RASSEGNA STAMPA
IL SECOLO XIX -
G8: «Tra poliziotti telefonate inopportune ma non illecite»
Genova, 20 ottobre 2009
G8: «Tra poliziotti telefonate inopportune ma non illecite»
le motivazioni della sentenza di assoluzione di mortola e de gennaro
Non c'è prova che l'ex questore Colucci sia stato indotto a cambiare versione
Telefonate «inopportune», «rischiose», «moralmente criticabili» ma non «di per sé illecite» e tali da comportare necessariamente una responsabilità diretta in un eventuale reato di falsa testimonianza del teste. Per questo è necessario conoscere «il contenuto» e le «circostanze» reali di quelle conversazioni per considerarle «la prova dell'istigazione». Sono i contatti, registrati, dell'ex questore di Genova, Francesco Colucci, con l'ex capo della Digos, Spartaco Mortola, e quelli ipotizzati, accennati nel corso dei dialoghi intercettati, con Gianni De Gennaro, l'allora capo della polizia oggi al vertice dei Servizi segreti. Per il tribunale nel caso di Mortola, assistito dai legali Alessandro Gazzolo e Piergiovanni Iunca, la prova non è stata raggiunta, mentre nel caso di De Gennaro, difeso dall'avvocato Carlo Biondi, è stata considerata «insufficiente».
Sono queste in sintesi le motivazioni, depositate ieri mattina, della sentenza con la quale il giudice per l'udienza preliminare Silvia Carpanini, lo scorso 7 ottobre ha assolto l'ex capo della polizia e l'ex dirigente della Digos genovese dall'accusa di istigazione alla falsa testimonianza dell'ex questore Francesco Colucci, di aver in quel modo ordito depistaggi, suggerito versioni di comodo durante il processo Diaz, quello per la sanguinaria irruzione della polizia nella scuola quartier generale del Genoa Social Forum al termine del G8 del luglio 2001.
Attraverso le 79 pagine della sentenza, si può seguire la ricostruzione dell'intera vicenda, per la quale Colucci è stato alla fine rinviato a giudizio, con l'accusa di aver modificato la sua versione dei fatti per «aiutare i colleghi» sotto processo, e per lasciare fuori da tutto il suo «capo», ritrattando sul coinvolgimento alla Diaz dell'allora responsabile dell'ufficio stampa del ministero dell'Interno Roberto Sgalla.
La figura dell'ex questore, assistito dall'avvocato Maurizio Mascia, ne esce per così dire, ridimensionata nelle motivazioni del giudice quando sollevano il dubbio che l'ex questore «abbia interpretato o capito» più che riferito nel dettaglio i colloqui con De Gennaro e Mortola.

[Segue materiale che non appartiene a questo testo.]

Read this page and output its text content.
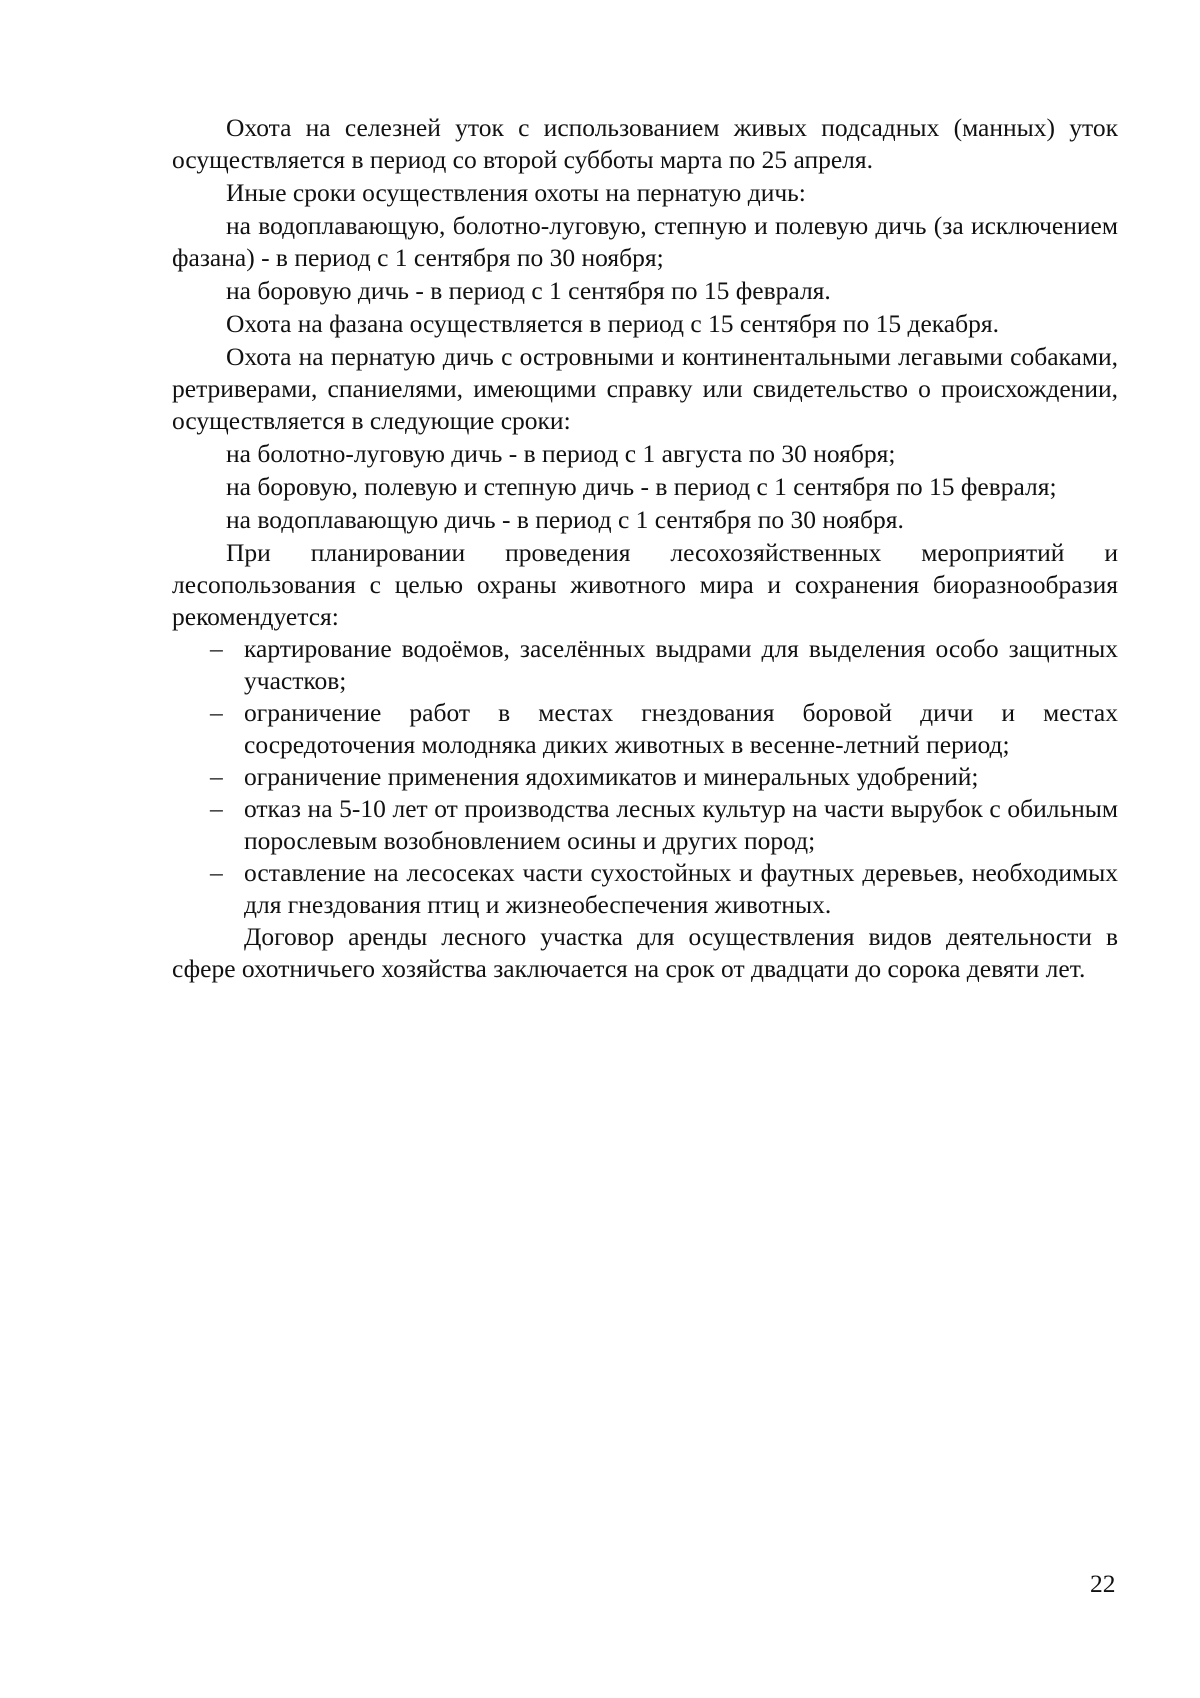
Охота на селезней уток с использованием живых подсадных (манных) уток осуществляется в период со второй субботы марта по 25 апреля.

Иные сроки осуществления охоты на пернатую дичь:

на водоплавающую, болотно-луговую, степную и полевую дичь (за исключением фазана) - в период с 1 сентября по 30 ноября;

на боровую дичь - в период с 1 сентября по 15 февраля.

Охота на фазана осуществляется в период с 15 сентября по 15 декабря.

Охота на пернатую дичь с островными и континентальными легавыми собаками, ретриверами, спаниелями, имеющими справку или свидетельство о происхождении, осуществляется в следующие сроки:

на болотно-луговую дичь - в период с 1 августа по 30 ноября;

на боровую, полевую и степную дичь - в период с 1 сентября по 15 февраля;

на водоплавающую дичь - в период с 1 сентября по 30 ноября.

При планировании проведения лесохозяйственных мероприятий и лесопользования с целью охраны животного мира и сохранения биоразнообразия рекомендуется:

– картирование водоёмов, заселённых выдрами для выделения особо защитных участков;
– ограничение работ в местах гнездования боровой дичи и местах сосредоточения молодняка диких животных в весенне-летний период;
– ограничение применения ядохимикатов и минеральных удобрений;
– отказ на 5-10 лет от производства лесных культур на части вырубок с обильным порослевым возобновлением осины и других пород;
– оставление на лесосеках части сухостойных и фаутных деревьев, необходимых для гнездования птиц и жизнеобеспечения животных.

Договор аренды лесного участка для осуществления видов деятельности в сфере охотничьего хозяйства заключается на срок от двадцати до сорока девяти лет.

22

In sostanza il giudice sottolinea come sia stato Colucci a cercare Mortola e come abbia lui cambiato e corretto alcune delle sue affermazioni, evidenziando poi come nel 2007 Colucci «non ricordasse nel dettaglio quasi nulla» delle vicende del G8 del 2001. Il tutto "passando" (nell'ingarbugliata vicenda giudiziaria del G8 e, nello specifico, nel caso Colucci-De Gennaro) per la telefonata che inviò alla Diaz la sera della sanguinosa irruzione Roberto Sgalla (oggi a capo della Polstrada a livello nazionale, già capo ufficio stampa del ministero ed ex esponente sindacale del Siulp all'epoca della fondazione del sindacato unitario di polizia).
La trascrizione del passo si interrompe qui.